The report signals that record-low interest rates are aiding a revival in industries like construction, tourism and education that’s helping soak up unemployed workers as a resource boom winds down. The second straight month of jobs growth also provides a boon for a government seeking to push its economic credentials ahead of a July 2 election. Still, wage growth is stagnant and the investment outlook remains weak.
Thursday’s data “are unlikely to prompt the Reserve Bank of Australia to follow May’s rate cut with another reduction at the next meeting in June,” said Paul Dales, an economist at Capital Economics in Sydney.
The Australian dollar fell slightly after the report, buying 72.19 U.S. cents at 12.04 p.m. in Sydney compared with 72.30 cents before the data.
Full-time positions fell for the second consecutive month, while part-time roles have increased over the same period. While job creation is steady, the year has started slowly compared to the last quarter of 2015, when the nation added the most jobs on record.
The RBA this week said that data suggested employment would continue to grow, albeit at a somewhat slower pace than over the previous year, in minutes of its May board meeting. For now, stubbornly low inflation is the central bank’s bigger concern.

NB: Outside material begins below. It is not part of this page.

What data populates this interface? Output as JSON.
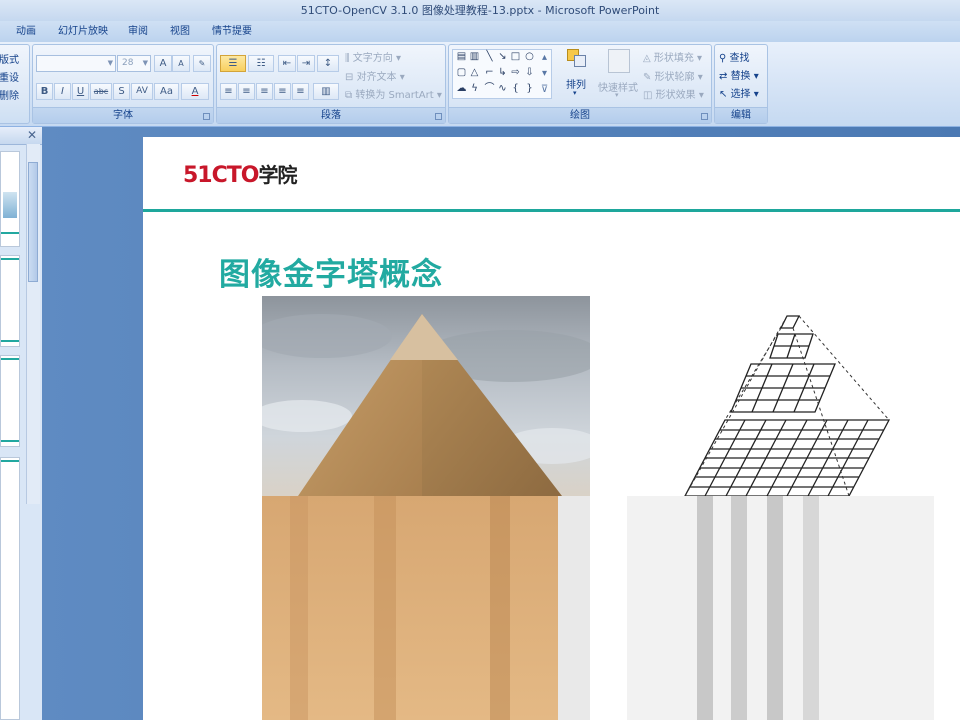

“The RBA’s near-term outlook for rates is now tied to the inflation outlook which has been lowered based on the weak first-quarter CPI read and subdued inflationary pressures,” Tapas Strickland, economist at National Australia Bank Ltd. in Sydney, said before Thursday’s report. “This will likely lower the emphasis the RBA places on near- term activity indicators, unless such indicators were to print markedly weaker than expected.”